I'm sure that Wansink cares about his research and its quality. He's that sort of person. I don't know what happened with these papers, but it seems likely that answering bloggers publicly would not serve the greater good.
It seems to me that all the hand-wringing about these four papers misses the bigger picture: What can we do to improve the practice of science across the board? Why is there almost no field of study which isn't tainted by the politics of left vs. right?
My suggestion is that it began when people began to believe the idea that all political and social questions are best served with some sort of applied scientific analysis. I counter that, in fact, scientists are some of the worst people to ask for solutions to political and social problems, since most of them have almost no understanding of the relevant fields of study, which mainly include history and philosophy, and perhaps psychology. Even fields like theology, linguistics, and literature and the arts have more to say to most political problems than, say, physics or chemistry or meteorology, because they speak to human behavior rather than the behavior of inanimate substances.

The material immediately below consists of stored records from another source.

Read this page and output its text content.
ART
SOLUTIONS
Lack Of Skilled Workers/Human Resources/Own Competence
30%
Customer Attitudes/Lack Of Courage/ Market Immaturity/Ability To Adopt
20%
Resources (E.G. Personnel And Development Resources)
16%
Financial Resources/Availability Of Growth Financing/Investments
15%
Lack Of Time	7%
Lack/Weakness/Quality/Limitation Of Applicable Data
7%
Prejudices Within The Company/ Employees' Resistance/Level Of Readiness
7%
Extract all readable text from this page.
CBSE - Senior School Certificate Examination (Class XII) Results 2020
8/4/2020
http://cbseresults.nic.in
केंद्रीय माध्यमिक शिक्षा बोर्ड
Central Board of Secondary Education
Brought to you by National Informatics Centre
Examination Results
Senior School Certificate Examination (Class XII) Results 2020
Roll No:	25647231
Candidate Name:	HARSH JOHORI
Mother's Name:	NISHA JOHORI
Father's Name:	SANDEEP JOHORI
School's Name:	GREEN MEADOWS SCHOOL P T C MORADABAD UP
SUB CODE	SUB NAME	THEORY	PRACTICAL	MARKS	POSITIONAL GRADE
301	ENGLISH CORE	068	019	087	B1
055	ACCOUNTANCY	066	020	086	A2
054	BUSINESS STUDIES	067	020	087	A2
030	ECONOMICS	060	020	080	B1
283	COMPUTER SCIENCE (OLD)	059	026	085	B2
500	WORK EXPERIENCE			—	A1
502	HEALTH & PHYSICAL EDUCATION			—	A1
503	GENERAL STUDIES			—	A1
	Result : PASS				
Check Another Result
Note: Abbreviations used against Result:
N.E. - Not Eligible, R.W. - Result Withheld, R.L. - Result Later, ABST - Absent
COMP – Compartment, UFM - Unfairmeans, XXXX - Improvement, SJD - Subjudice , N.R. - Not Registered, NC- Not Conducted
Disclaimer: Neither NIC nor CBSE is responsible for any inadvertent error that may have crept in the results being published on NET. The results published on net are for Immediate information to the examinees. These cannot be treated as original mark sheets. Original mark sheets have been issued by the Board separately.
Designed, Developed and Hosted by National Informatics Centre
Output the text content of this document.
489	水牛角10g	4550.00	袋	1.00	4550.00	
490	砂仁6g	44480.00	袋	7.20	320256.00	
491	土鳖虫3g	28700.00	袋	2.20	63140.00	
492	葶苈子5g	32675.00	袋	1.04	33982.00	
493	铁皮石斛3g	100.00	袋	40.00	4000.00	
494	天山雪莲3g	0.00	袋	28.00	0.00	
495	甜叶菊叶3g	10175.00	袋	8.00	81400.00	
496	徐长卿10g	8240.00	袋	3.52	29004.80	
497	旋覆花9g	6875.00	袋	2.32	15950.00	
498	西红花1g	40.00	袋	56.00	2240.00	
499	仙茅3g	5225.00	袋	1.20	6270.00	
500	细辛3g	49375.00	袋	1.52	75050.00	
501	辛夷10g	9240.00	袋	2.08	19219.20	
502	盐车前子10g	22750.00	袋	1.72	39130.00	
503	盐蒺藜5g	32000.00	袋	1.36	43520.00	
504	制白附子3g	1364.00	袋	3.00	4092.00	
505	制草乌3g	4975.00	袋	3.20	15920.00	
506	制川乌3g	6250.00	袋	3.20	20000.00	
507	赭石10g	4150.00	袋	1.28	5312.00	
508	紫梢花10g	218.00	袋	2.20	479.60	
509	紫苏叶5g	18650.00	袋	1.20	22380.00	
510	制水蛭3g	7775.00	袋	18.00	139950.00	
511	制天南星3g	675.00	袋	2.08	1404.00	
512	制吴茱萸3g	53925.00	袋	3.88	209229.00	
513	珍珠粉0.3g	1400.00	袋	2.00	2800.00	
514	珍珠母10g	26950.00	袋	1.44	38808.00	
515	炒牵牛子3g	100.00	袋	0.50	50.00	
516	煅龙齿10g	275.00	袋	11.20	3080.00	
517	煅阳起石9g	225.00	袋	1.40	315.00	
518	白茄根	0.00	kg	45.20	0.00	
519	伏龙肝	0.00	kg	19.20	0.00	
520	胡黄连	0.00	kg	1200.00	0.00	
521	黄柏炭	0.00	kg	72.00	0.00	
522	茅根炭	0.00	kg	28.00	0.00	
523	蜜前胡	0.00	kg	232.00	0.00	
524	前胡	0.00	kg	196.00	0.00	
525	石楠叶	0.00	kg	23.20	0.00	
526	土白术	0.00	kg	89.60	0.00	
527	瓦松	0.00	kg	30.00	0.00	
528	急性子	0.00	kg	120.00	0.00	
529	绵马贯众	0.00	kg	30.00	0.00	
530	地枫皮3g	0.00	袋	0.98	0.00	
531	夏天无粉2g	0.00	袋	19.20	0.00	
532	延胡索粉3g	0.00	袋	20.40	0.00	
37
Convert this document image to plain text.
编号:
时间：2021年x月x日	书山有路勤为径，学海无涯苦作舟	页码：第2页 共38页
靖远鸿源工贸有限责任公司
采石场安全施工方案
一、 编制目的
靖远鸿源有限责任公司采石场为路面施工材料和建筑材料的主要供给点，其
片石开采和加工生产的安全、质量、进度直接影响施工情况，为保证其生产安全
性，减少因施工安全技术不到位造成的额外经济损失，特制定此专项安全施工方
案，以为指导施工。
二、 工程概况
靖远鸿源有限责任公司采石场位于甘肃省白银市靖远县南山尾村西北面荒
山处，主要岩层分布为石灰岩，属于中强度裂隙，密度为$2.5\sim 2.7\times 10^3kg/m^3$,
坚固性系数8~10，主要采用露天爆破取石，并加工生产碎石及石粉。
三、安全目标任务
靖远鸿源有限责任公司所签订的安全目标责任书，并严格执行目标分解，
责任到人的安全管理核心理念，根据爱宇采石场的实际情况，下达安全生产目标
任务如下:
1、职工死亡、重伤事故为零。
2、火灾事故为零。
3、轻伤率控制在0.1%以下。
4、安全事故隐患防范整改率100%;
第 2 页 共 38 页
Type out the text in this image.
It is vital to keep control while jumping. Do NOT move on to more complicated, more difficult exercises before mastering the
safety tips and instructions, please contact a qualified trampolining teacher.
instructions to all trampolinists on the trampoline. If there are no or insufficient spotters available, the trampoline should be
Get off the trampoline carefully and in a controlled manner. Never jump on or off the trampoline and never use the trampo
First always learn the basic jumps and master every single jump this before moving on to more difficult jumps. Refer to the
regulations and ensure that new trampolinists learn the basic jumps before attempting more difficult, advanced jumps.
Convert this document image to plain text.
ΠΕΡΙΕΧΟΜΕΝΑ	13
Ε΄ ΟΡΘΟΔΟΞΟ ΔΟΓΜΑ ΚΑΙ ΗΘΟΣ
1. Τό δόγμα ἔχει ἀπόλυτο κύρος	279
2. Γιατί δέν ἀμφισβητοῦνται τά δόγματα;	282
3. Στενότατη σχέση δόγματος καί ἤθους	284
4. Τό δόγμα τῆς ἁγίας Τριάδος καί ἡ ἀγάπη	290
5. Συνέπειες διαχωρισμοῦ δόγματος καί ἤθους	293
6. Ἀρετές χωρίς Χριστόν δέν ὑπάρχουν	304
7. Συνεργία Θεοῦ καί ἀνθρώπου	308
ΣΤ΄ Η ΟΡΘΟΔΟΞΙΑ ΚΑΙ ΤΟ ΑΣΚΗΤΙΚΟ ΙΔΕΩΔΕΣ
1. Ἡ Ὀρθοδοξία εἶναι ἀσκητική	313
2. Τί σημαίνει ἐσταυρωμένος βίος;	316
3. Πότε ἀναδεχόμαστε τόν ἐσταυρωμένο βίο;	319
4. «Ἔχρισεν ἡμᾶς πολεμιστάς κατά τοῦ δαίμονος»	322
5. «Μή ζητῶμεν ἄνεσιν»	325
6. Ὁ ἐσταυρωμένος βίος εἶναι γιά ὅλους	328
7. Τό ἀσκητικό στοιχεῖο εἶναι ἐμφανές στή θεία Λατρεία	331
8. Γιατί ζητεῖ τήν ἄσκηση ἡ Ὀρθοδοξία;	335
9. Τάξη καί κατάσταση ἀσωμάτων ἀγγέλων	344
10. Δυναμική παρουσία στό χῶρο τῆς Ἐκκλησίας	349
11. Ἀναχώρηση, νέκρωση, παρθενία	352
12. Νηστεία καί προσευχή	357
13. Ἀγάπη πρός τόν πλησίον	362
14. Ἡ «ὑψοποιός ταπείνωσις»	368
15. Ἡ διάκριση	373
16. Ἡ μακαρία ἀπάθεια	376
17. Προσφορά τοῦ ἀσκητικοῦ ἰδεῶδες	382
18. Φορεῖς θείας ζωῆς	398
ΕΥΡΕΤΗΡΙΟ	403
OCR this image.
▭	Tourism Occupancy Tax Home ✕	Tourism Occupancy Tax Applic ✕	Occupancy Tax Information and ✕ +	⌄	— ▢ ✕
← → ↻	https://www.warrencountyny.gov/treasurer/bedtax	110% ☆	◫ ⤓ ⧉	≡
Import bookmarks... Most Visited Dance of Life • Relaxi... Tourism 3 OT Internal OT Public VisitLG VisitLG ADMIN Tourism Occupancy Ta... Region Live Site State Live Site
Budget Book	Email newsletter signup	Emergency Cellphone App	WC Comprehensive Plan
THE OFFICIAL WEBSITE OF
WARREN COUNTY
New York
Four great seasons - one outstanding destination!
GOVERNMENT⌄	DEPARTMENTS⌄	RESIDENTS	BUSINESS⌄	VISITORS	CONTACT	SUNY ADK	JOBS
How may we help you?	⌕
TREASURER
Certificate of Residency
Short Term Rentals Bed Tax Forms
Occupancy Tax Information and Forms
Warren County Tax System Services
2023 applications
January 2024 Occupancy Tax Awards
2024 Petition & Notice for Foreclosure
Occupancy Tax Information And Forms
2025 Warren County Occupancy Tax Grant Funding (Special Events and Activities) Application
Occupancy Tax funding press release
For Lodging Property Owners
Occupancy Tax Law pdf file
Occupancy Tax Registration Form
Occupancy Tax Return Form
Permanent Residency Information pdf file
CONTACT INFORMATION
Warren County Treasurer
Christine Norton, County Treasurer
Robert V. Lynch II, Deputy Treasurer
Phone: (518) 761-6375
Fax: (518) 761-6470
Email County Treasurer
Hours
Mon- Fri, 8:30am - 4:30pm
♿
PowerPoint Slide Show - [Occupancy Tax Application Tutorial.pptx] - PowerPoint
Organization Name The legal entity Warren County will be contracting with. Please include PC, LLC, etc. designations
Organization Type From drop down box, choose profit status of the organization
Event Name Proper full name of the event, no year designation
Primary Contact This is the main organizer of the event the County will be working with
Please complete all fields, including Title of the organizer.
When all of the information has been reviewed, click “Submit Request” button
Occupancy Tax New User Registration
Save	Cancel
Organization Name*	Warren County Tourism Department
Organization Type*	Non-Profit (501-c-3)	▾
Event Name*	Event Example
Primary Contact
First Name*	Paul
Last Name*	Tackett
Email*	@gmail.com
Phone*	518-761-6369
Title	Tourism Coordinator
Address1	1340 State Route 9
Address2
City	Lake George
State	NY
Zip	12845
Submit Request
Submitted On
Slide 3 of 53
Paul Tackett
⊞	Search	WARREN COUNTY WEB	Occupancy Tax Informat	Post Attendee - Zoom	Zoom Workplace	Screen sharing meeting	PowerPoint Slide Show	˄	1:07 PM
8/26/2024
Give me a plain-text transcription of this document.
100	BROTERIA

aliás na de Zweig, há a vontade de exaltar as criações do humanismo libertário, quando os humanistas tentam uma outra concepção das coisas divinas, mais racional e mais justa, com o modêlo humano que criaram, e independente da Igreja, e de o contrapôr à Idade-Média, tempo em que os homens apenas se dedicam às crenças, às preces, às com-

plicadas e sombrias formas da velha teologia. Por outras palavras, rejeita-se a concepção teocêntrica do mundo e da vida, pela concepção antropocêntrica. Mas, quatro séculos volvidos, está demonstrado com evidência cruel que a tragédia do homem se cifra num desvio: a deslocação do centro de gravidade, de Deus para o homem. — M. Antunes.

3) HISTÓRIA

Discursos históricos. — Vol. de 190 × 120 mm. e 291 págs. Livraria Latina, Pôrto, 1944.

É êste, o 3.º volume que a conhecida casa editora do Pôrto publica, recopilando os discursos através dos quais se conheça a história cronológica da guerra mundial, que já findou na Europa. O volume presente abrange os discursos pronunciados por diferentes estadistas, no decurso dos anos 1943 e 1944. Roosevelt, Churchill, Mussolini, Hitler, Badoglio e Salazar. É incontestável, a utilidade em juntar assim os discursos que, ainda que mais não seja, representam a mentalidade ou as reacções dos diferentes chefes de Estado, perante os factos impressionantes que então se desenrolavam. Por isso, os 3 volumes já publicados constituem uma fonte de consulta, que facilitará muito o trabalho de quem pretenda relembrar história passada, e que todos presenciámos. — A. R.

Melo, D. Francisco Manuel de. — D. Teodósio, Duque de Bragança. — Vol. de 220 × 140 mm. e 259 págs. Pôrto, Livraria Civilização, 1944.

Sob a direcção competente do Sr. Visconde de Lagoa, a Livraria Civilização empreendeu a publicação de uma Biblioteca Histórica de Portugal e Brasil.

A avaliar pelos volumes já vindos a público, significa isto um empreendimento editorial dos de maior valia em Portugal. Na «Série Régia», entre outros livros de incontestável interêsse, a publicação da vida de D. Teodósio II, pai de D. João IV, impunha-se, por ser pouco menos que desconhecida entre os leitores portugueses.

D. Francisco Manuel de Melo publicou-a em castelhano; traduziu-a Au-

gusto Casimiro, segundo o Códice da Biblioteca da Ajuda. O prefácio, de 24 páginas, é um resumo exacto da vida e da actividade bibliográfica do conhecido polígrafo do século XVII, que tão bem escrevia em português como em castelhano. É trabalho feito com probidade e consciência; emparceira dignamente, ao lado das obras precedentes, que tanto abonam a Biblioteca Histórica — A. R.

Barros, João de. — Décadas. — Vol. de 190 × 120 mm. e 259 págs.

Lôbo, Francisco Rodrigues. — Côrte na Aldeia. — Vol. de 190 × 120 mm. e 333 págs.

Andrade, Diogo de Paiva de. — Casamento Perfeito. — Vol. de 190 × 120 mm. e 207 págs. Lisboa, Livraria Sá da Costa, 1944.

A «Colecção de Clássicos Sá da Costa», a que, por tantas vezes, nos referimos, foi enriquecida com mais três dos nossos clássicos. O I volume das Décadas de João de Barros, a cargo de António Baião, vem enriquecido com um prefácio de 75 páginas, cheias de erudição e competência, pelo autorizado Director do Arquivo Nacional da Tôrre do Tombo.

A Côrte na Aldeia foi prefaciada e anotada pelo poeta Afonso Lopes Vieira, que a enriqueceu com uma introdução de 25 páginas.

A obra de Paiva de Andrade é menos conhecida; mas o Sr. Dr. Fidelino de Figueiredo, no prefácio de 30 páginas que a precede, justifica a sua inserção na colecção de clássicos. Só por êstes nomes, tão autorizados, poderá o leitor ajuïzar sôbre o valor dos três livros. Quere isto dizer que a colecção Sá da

Please understand that I say all this not to provoke an argument, necessarily. But as someone whose formal studies were mostly in political history, in general, listening to HN talk about politics is a lot like what I must imagine it is for most on HN to listen to people on TV news shows talk about tech in general and software in particular: they sort of get it, but not really, and certainly are not as expert as they imagine themselves to be.
Wansink doesn't appear to be troubled by his prodigious contributions of unreliable results to the literature, nor does he appear inclined to correct them. All of science and discovery is a joke to him.
Left or right, the troubled extremes of politics start where respect for evidence and truth ends. Scientists are, nominally, people who search for truths about our universe with some degree of rigor, some respect for evidence, some appetite for truth (and usually an insanely competitive nature, but I digress). Absent that, what's the point?
This isn't about society, in my opinion. It's about having some respect for evidence and truth. Without these, science isn't science. And what wansink is doing isn't science. Cold fusion had more rigor. Yet he will probably be rewarded with grants of taxpayer money, taken from fellow citizens as taxes, under threat of force. Meanwhile pediatric bone marrow transplanters will shut down their labs for "lack of funding". Or, more accurately, lack of standards in science.
Yes, it affects people when dishonesty is accepted.
You lost me there. What did you mean when you included this statement here? Are you saying this particular incident is tainted by politics? I discerned nothing political in Wansink's papers, the feedback they received, Wansink's responses, or Andrew Gelman's reaction pieces. Did I miss something?
I ask this because the rest of your comment became about politics vs ___, which didn’t feel natural to follow when I didn’t understand why politics is relevant here.
One thing I have trouble figuring out: is this indicative of a long-term trend? Or did his success create an expectation he couldn't keep up with and so felt a need to rush (or cheat)?
Incidentally, there is another professor at my school who has built a career out of exposing similar problems in research (especially p-hacking). It takes a brave person to inhabit that niche. It is a service to the research community, but I'll bet he sits alone at conferences.